Schools In New York Are Banned From Using This
Schools all across New York will have to make a decision about their name and mascot.
This week the New York State Board of Regents officially passed a vote banning the use of Native American imagery at public schools.
If schools don't comply with this new mandate, the school district could end up losing state funding.
There are close to 60 school districts and a total of 130 schools that still use mascots and imagery of Native Americans. They will have until the end of the 2024-2025 school year, to make changes or risk losing state funding.
One school district in Western New York is already planning to make a switch from their current mascot and name of "Red Raiders"
The Jamestown School District announced earlier this year that they will revert back to the name "Big Red Cats" for the High School. The school first used "Big Red Cat" as a mascot back in the 1940s.
The move comes two years after the board of education voted to keep the nickname "Red Raiders" in 2021. The Jamestown High School had used the Native American moniker since the 1970s.

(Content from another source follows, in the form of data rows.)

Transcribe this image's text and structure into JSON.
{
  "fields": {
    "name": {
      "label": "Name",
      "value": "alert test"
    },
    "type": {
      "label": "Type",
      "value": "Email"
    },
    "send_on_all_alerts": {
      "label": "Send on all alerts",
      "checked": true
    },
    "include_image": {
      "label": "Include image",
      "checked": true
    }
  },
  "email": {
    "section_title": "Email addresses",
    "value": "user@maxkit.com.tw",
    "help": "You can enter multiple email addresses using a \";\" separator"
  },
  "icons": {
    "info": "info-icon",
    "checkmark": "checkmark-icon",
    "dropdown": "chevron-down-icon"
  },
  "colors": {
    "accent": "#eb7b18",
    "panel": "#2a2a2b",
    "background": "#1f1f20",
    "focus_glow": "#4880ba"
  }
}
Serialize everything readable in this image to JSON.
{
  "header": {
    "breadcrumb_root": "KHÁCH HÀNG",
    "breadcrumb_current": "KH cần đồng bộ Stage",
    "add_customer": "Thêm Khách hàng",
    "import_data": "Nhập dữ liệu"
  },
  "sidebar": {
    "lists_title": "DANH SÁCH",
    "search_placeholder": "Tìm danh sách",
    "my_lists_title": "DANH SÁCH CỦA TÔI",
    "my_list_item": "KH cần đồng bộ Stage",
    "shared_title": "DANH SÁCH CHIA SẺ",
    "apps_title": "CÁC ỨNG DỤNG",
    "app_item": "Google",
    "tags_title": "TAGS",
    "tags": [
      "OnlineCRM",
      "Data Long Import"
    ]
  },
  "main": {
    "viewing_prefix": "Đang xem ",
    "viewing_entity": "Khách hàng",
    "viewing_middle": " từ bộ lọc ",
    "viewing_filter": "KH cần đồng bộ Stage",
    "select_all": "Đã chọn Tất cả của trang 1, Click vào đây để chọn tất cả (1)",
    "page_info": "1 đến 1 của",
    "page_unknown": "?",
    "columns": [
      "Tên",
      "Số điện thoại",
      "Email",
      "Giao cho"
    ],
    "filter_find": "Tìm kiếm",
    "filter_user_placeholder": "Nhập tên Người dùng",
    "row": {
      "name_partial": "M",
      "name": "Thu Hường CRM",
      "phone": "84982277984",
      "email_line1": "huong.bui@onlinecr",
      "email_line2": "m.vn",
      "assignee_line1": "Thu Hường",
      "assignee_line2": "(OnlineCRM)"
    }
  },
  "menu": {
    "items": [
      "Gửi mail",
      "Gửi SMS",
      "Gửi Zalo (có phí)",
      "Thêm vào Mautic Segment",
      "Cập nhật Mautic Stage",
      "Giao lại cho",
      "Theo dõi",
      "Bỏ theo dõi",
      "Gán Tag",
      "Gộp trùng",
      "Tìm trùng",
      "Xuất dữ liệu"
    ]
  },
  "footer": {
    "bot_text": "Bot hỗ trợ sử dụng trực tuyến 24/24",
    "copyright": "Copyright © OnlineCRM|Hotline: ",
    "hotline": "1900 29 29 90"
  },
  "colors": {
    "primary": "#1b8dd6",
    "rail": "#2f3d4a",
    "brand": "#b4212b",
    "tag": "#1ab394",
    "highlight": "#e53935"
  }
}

In a memo, the New York State Department of Education wants all Native American mascot usage by the end of the 2024-25 school season.
SED has consistently opposed the use of Native American mascots. In 2001, former Commissioner of Education Richard P. Mills issued a memorandum “conclud[ing] that the use of Native American symbols or depictions as mascots can become a barrier to building a safe and nurturing school community and improving academic achievement for all students.”
Jamestown will look to replace all usage of the old mascot and name within the next two years.